Compact hydroxamate affinity tags for purifying biomolecules

Researchers at Stanford have developed hydroxamate-based affinity tags with size and cost advantages for studying macromolecules. Affinity tags are commonly used to isolate and purify proteins, lipids, polysaccharides and other molecules of interest from a background of contaminating material. The new hydroxamate tags bind selectively and reversibly to ytterbium metal ions, enabling immobilized metal affinity chromatography (IMAC) using reusable, commercially available resins.

Hydroxamate tags have several advantages relative to other affinity strategies such as biotin-streptavidin binding or alkyne functionalization. In particular, they enable reversible binding with a pH-based elution of bound material, producing pure samples for downstream analysis with high yield and specificity. In addition, hydroxamate tags are compact (60 Da), bio-orthogonal, and highly soluble in aqueous solutions.
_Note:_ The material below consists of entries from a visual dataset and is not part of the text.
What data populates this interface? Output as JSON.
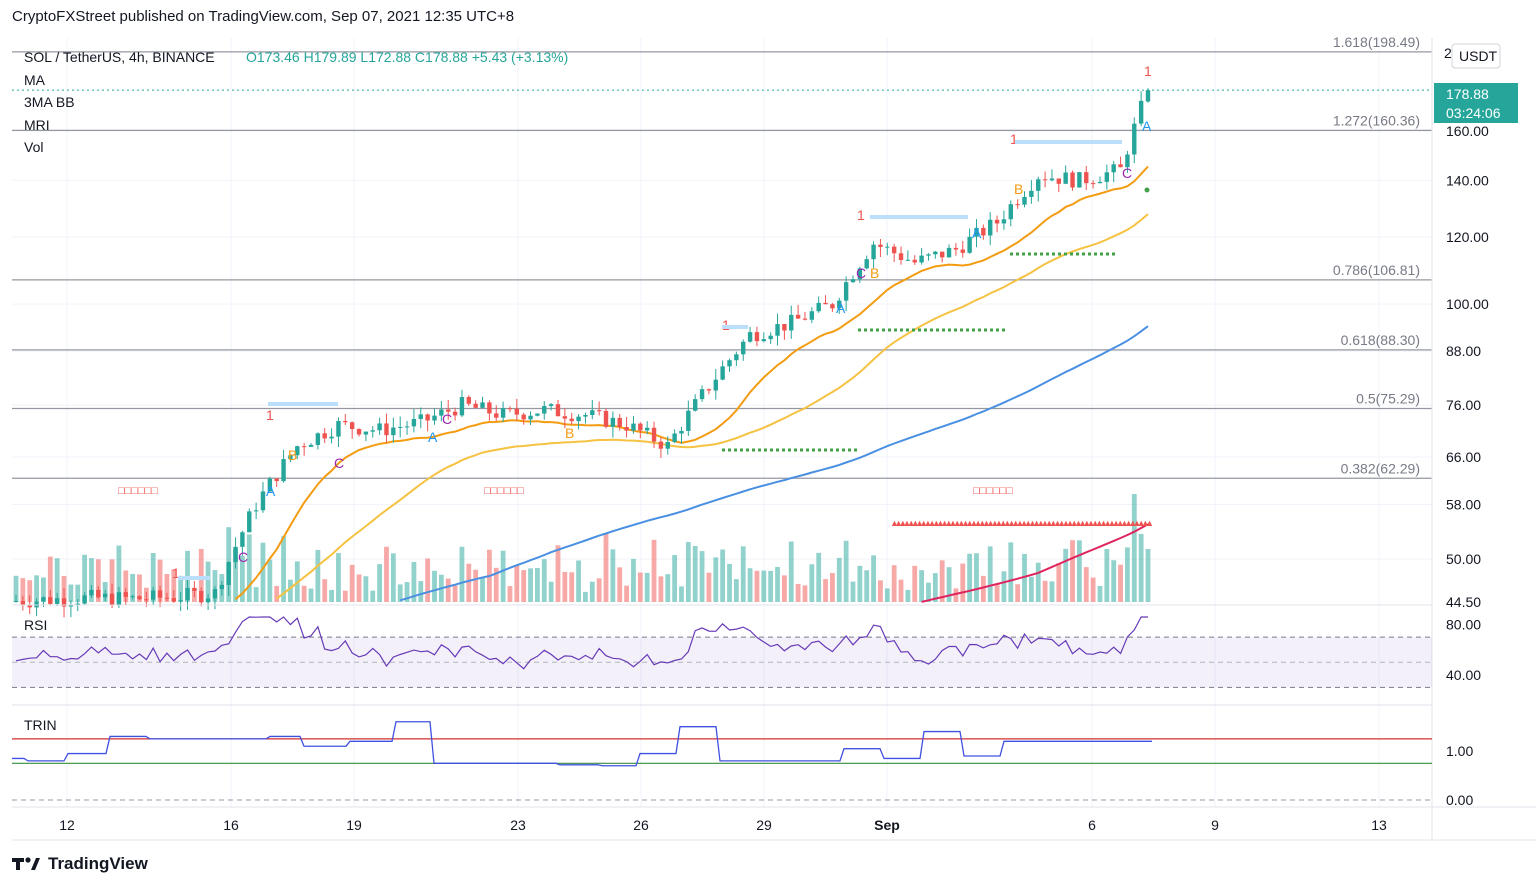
{
  "header": {
    "publisher": "CryptoFXStreet published on TradingView.com, Sep 07, 2021 12:35 UTC+8"
  },
  "legend": {
    "symbol": "SOL / TetherUS, 4h, BINANCE",
    "ohlc": "O173.46  H179.89  L172.88  C178.88  +5.43 (+3.13%)",
    "studies": [
      "MA",
      "3MA BB",
      "MRI",
      "Vol"
    ]
  },
  "price_axis": {
    "currency": "USDT",
    "ticks": [
      "160.00",
      "140.00",
      "120.00",
      "100.00",
      "88.00",
      "76.00",
      "66.00",
      "58.00",
      "50.00",
      "44.50"
    ],
    "top_clipped": "2",
    "last_price": "178.88",
    "countdown": "03:24:06"
  },
  "fib_levels": [
    {
      "label": "1.618(198.49)",
      "value": 198.49
    },
    {
      "label": "1.272(160.36)",
      "value": 160.36
    },
    {
      "label": "0.786(106.81)",
      "value": 106.81
    },
    {
      "label": "0.618(88.30)",
      "value": 88.3
    },
    {
      "label": "0.5(75.29)",
      "value": 75.29
    },
    {
      "label": "0.382(62.29)",
      "value": 62.29
    }
  ],
  "rsi": {
    "label": "RSI",
    "ticks": [
      "80.00",
      "40.00"
    ],
    "upper": 70,
    "lower": 30
  },
  "trin": {
    "label": "TRIN",
    "ticks": [
      "1.00",
      "0.00"
    ]
  },
  "time_axis": [
    "12",
    "16",
    "19",
    "23",
    "26",
    "29",
    "Sep",
    "6",
    "9",
    "13"
  ],
  "annotations": {
    "count_one": "1",
    "wave_a": "A",
    "wave_b": "B",
    "wave_c": "C",
    "boxes_text": "□□□□□□",
    "triangles_text": "▲▲▲▲▲▲▲▲▲▲▲▲▲▲▲▲▲▲▲▲▲▲▲▲▲▲▲▲▲▲▲▲▲▲▲▲▲▲▲▲▲▲▲▲▲▲▲▲▲▲▲▲▲▲▲▲▲▲▲▲▲▲"
  },
  "footer": {
    "brand": "TradingView"
  },
  "colors": {
    "up": "#26a69a",
    "down": "#ef5350",
    "ma_orange": "#f39c12",
    "ma_yellow": "#f5c242",
    "ma_blue": "#4a90e2",
    "ma_red": "#e0245e",
    "rsi_line": "#673ab7",
    "trin_line": "#3f51e0"
  },
  "chart_data": {
    "type": "candlestick",
    "title": "SOL / TetherUS, 4h, BINANCE",
    "ylabel": "USDT",
    "y_scale": "log",
    "ylim": [
      44.5,
      205
    ],
    "x_range_days": [
      "Aug 11",
      "Sep 14"
    ],
    "last": {
      "open": 173.46,
      "high": 179.89,
      "low": 172.88,
      "close": 178.88,
      "change": 5.43,
      "change_pct": 3.13
    },
    "daily_closes": [
      {
        "date": "Aug 11",
        "close": 44.8
      },
      {
        "date": "Aug 12",
        "close": 45.0
      },
      {
        "date": "Aug 13",
        "close": 44.9
      },
      {
        "date": "Aug 14",
        "close": 45.1
      },
      {
        "date": "Aug 15",
        "close": 45.6
      },
      {
        "date": "Aug 16",
        "close": 58.0
      },
      {
        "date": "Aug 17",
        "close": 68.0
      },
      {
        "date": "Aug 18",
        "close": 72.0
      },
      {
        "date": "Aug 19",
        "close": 71.0
      },
      {
        "date": "Aug 20",
        "close": 72.5
      },
      {
        "date": "Aug 21",
        "close": 76.0
      },
      {
        "date": "Aug 22",
        "close": 74.0
      },
      {
        "date": "Aug 23",
        "close": 75.0
      },
      {
        "date": "Aug 24",
        "close": 74.0
      },
      {
        "date": "Aug 25",
        "close": 72.0
      },
      {
        "date": "Aug 26",
        "close": 68.0
      },
      {
        "date": "Aug 27",
        "close": 80.0
      },
      {
        "date": "Aug 28",
        "close": 92.0
      },
      {
        "date": "Aug 29",
        "close": 95.0
      },
      {
        "date": "Aug 30",
        "close": 100.0
      },
      {
        "date": "Aug 31",
        "close": 118.0
      },
      {
        "date": "Sep 01",
        "close": 112.0
      },
      {
        "date": "Sep 02",
        "close": 116.0
      },
      {
        "date": "Sep 03",
        "close": 125.0
      },
      {
        "date": "Sep 04",
        "close": 142.0
      },
      {
        "date": "Sep 05",
        "close": 140.0
      },
      {
        "date": "Sep 06",
        "close": 144.0
      },
      {
        "date": "Sep 07",
        "close": 178.88
      }
    ]
  }
}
Because the hydroxamate-ytterbium interaction is distinct from other common binding modes, hydroxamate tags can be used in parallel with biotin tags, for example, in situations requiring multiple orthogonal affinity tags.

Related Technologies:
Stanford docket S19-004 – describing an ultra-sensitive, in vivo protein footprinting technique using thiol alkylating agents.

Stanford docket S19-005 – describing improved tags for separating crosslinked peptides for mass spectrometry.

Stanford docket S19-007 – describing a first-of-its-kind family of protein crosslinkers that can be cleaved and easily detected by mass spectrometry.

Stage of Development
Hydroxamate affinity tags have been paired with multiple different reactive groups to label proteins at thiols or at N-termini. In one test, the new method resulted in an 86-fold improvement in fractional abundance of an affinity-tagged synthetic peptide in a complex mixture of tryptic peptides, with a 70% yield for the peptide of interest. Subjecting enriched samples to a second enrichment step improved the fractional abundance of the affinity-tagged peptide >300-fold.